Edit

Share via


Scramble SAP data by using Delphix and Azure Data Factory or Azure Synapse Analytics

Azure Data Factory
Azure Synapse Analytics

In many enterprises, SAP is the most mission-critical application and the primary system of record for a wide range of data. Companies must be able to harness insightful data for analytics from both SAP and its upstream and downstream applications in a cost-effective, scalable, and flexible manner. At the same time, companies also need to keep this data in compliance with myriad regulations.

Architecture

The following architecture outlines the use of Delphix Continuous Compliance (Delphix CC) in an Azure Data Factory or Azure Synapse Analytics pipeline to identify and mask sensitive data.

Diagram that shows the architecture of the environment required to use Delphix to scramble SAP data for use with Azure Data Factory.
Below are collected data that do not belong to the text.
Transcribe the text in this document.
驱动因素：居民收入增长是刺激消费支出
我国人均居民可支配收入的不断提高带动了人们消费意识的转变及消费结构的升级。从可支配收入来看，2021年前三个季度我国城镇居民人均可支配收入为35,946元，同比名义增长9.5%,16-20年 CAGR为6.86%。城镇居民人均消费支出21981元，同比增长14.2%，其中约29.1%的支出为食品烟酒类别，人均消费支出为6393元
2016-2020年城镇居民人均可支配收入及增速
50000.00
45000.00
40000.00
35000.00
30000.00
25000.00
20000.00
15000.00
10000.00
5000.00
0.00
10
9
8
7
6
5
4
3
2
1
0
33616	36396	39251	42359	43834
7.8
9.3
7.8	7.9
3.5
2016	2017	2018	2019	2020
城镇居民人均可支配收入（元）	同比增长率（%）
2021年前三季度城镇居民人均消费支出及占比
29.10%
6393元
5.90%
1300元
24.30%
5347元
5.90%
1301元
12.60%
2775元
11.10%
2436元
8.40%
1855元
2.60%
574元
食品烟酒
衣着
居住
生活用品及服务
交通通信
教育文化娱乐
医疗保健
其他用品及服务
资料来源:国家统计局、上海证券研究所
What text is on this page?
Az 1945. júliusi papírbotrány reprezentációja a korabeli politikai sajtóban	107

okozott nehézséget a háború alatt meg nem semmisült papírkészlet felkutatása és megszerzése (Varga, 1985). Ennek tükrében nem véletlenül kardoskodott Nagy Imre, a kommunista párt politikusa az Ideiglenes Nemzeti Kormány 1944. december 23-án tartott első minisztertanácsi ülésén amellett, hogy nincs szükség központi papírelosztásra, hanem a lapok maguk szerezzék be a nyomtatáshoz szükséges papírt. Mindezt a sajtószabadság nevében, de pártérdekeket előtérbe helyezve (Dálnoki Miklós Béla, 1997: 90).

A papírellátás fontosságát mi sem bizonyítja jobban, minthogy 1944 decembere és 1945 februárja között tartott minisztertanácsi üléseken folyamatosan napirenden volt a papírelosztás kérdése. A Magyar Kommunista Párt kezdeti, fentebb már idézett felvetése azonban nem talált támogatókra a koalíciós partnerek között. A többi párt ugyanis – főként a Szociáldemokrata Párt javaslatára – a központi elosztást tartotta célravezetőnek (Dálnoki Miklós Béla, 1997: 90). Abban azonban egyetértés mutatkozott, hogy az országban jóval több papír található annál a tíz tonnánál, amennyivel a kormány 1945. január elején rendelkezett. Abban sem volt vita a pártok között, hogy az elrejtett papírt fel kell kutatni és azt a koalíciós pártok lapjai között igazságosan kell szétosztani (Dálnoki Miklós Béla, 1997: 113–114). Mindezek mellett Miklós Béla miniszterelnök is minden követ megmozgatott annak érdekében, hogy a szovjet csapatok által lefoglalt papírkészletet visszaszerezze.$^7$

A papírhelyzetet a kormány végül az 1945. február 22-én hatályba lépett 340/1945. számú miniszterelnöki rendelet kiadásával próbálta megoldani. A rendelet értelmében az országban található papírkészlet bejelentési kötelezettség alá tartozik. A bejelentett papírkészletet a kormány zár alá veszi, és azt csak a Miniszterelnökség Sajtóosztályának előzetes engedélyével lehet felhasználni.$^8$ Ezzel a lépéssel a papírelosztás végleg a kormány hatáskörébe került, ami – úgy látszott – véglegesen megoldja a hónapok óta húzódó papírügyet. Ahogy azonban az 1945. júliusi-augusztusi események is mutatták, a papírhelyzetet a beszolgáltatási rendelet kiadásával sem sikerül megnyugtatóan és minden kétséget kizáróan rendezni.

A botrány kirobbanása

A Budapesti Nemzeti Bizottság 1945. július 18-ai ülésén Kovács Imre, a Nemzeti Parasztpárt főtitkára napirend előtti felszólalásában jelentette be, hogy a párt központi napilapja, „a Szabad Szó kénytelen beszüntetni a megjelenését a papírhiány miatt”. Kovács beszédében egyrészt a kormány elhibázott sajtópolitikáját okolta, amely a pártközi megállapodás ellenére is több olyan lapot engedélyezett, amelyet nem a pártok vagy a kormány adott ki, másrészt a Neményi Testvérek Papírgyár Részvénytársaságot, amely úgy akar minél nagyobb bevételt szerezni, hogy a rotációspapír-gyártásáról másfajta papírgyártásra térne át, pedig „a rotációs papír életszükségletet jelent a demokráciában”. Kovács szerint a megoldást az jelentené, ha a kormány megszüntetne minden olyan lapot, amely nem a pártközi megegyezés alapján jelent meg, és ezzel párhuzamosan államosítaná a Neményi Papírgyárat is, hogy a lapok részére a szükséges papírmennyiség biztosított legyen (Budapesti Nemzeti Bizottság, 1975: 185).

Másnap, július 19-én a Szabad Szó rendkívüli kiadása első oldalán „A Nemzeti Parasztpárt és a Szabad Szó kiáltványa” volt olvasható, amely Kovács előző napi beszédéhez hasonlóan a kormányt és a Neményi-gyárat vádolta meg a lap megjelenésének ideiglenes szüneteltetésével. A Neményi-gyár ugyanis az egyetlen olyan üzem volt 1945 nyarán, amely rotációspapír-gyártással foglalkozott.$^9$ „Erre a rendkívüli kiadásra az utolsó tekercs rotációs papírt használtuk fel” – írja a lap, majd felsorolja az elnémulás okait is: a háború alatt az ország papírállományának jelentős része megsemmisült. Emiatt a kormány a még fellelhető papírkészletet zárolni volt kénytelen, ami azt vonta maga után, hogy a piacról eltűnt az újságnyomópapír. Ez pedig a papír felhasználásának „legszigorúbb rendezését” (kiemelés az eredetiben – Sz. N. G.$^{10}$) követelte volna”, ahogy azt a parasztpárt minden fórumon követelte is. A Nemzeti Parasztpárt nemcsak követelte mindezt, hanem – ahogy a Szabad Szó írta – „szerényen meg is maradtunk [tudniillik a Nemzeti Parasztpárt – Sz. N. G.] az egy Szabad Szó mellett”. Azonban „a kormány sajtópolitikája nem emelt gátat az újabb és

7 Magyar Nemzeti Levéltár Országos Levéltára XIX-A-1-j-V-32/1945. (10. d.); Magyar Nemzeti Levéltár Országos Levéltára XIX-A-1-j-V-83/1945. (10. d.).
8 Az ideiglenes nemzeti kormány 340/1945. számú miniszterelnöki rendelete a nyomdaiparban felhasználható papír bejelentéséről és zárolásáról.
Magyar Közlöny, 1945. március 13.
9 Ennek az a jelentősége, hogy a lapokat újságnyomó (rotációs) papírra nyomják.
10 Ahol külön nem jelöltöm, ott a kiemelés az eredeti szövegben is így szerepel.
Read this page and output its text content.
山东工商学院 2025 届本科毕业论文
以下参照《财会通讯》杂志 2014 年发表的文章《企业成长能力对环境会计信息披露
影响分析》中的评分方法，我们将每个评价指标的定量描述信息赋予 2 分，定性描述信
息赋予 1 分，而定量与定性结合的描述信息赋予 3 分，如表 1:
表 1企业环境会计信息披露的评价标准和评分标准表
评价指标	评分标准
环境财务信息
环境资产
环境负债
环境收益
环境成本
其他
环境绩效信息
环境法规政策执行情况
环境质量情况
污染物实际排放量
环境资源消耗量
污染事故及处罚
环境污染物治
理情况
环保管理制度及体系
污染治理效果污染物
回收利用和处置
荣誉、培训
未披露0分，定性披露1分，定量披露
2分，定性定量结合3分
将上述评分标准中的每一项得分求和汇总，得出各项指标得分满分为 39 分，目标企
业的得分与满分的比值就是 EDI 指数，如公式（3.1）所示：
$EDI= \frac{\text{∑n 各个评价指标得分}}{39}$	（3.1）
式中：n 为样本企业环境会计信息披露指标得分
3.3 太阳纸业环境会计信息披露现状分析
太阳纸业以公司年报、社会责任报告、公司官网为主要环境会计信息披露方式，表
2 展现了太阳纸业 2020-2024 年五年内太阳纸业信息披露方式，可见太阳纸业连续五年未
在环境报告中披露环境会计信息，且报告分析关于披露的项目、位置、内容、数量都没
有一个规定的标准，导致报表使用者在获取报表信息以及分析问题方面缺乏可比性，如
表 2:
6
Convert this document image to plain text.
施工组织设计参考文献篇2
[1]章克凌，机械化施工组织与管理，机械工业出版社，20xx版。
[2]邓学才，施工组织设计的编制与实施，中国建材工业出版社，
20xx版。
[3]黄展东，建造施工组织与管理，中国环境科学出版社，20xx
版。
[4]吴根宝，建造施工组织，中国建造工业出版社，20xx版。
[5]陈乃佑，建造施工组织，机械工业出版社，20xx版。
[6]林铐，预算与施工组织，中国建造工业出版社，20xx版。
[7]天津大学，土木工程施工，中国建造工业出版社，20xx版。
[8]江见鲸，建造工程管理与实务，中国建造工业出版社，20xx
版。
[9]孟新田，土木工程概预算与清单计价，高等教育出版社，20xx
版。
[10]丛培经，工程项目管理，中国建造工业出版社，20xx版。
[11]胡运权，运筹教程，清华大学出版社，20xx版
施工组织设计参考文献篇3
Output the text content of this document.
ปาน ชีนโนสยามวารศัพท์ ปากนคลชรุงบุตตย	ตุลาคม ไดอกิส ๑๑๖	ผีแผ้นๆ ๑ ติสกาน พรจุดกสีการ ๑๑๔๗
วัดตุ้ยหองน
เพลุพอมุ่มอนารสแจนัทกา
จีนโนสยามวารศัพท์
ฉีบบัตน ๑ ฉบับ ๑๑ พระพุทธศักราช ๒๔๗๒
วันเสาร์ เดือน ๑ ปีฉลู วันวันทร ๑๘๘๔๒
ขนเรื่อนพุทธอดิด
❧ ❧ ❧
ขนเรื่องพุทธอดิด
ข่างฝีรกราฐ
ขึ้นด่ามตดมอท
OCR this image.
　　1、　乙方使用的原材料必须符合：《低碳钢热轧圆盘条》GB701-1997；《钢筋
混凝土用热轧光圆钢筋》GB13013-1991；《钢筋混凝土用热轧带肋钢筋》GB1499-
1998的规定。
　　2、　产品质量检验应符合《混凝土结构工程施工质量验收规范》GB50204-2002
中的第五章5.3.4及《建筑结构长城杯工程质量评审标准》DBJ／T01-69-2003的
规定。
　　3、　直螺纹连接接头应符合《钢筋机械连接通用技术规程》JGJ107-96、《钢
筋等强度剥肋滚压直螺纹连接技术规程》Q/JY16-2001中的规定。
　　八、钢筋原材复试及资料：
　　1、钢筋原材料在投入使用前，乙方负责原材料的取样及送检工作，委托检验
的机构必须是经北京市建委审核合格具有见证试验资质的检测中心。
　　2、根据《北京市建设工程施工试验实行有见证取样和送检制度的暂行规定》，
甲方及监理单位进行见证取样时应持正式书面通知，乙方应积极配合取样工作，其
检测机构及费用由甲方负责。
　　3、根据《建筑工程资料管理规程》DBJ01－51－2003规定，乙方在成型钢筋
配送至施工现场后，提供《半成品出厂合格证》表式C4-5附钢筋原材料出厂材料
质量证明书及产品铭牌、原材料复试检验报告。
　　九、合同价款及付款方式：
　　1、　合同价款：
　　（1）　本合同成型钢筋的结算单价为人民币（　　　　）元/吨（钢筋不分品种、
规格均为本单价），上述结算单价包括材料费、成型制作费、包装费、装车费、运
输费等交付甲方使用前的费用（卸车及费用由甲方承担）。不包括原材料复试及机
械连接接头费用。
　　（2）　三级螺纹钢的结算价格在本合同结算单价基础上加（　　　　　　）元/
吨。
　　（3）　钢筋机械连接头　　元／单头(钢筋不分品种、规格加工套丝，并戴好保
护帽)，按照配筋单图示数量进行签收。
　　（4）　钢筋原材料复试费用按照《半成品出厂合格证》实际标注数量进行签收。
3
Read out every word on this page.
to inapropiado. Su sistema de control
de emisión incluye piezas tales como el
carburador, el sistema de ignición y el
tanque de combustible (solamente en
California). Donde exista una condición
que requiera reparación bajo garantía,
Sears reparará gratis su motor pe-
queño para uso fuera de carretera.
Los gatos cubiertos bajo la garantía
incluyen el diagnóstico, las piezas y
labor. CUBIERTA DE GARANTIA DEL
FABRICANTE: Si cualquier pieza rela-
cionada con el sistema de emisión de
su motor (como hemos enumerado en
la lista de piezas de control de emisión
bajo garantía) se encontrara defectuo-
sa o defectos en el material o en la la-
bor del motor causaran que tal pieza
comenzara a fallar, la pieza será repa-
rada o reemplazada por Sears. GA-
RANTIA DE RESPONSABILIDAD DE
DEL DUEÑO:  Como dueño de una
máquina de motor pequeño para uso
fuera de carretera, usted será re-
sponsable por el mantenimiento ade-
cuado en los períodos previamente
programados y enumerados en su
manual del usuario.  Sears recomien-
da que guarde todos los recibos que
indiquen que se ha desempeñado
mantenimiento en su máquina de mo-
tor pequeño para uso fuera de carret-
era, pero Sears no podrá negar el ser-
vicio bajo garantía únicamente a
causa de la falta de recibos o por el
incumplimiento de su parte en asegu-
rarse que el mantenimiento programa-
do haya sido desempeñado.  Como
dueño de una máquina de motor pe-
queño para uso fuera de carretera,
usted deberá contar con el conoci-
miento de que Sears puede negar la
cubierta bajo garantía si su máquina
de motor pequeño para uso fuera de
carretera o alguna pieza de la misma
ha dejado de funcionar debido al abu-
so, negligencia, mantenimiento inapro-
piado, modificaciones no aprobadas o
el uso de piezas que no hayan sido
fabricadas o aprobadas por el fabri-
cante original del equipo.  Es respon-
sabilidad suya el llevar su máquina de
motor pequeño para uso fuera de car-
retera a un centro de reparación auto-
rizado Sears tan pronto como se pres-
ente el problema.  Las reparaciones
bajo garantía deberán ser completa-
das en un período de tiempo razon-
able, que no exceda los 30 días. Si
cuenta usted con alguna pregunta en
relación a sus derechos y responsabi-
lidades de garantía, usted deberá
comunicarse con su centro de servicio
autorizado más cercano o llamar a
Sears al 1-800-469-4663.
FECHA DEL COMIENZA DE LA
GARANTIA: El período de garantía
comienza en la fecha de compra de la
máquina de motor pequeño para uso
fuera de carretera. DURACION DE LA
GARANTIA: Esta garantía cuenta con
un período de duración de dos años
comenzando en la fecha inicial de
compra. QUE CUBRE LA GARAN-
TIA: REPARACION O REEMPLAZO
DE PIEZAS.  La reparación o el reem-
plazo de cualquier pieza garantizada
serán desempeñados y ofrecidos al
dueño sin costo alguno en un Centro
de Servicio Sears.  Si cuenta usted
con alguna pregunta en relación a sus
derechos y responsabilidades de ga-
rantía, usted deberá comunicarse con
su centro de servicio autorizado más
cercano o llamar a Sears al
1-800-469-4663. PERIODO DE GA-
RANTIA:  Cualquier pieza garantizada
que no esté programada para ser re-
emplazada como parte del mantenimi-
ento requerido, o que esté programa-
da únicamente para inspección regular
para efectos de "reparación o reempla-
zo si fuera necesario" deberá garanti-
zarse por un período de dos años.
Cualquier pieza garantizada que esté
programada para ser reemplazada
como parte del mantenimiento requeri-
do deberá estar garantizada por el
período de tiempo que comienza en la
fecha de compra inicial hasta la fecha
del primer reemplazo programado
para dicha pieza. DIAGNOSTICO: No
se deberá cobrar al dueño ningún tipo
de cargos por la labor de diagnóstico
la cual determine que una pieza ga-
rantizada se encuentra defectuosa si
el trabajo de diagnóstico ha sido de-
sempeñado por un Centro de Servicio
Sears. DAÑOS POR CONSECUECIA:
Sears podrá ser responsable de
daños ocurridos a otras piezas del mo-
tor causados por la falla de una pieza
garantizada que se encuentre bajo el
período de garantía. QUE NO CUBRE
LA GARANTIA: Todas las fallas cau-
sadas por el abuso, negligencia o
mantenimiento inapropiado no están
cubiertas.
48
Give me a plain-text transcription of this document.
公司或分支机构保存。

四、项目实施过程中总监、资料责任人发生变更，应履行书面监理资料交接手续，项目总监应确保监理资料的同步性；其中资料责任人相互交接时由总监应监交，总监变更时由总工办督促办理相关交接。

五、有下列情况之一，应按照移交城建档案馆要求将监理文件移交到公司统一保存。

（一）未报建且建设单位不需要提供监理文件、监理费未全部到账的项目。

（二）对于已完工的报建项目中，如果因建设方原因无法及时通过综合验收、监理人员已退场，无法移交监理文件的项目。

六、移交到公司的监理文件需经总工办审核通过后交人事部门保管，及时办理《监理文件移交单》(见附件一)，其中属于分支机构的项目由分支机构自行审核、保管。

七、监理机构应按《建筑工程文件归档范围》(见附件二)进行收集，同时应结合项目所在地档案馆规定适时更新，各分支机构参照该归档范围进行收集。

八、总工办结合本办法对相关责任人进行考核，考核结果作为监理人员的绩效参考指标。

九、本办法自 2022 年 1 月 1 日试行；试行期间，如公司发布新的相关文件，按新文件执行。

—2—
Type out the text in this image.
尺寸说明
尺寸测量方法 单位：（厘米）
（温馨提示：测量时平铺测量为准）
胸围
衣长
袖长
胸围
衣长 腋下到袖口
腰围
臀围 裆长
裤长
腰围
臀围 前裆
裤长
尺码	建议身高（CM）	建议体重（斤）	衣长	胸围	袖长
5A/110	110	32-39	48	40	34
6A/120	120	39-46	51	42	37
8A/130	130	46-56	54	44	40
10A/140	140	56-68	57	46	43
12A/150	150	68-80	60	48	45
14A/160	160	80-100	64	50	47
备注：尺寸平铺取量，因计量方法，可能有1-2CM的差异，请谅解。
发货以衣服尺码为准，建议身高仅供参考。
Download a Visio file of this architecture.

Note

This solution is specific to Azure Data Factory and Azure Synapse Analytics Pipelines. Data Masking with Delphix and Sensitive Data Discovery with Delphix pipeline templates are not yet available for Microsoft Fabric Data Factory. Contact your Perforce Delphix account representative about Microsoft Fabric support.

Dataflow

The following dataflow corresponds to the previous diagram:

  1. Data Factory extracts data from the source datastore (SAP HANA) to a container in Azure Files by using the Copy Data activity. This container is referred to as the source data container. The data is in CSV format. To use the SAP HANA connector, Microsoft recommends deploying a self-hosted integration runtime. For more information, see Copy data from SAP HANA by using Data Factory or Azure Synapse Analytics.

  2. Data Factory initiates an iterator (ForEach activity) that loops through a list of masking jobs configured within Delphix. These preconfigured masking jobs mask sensitive data in the source data container.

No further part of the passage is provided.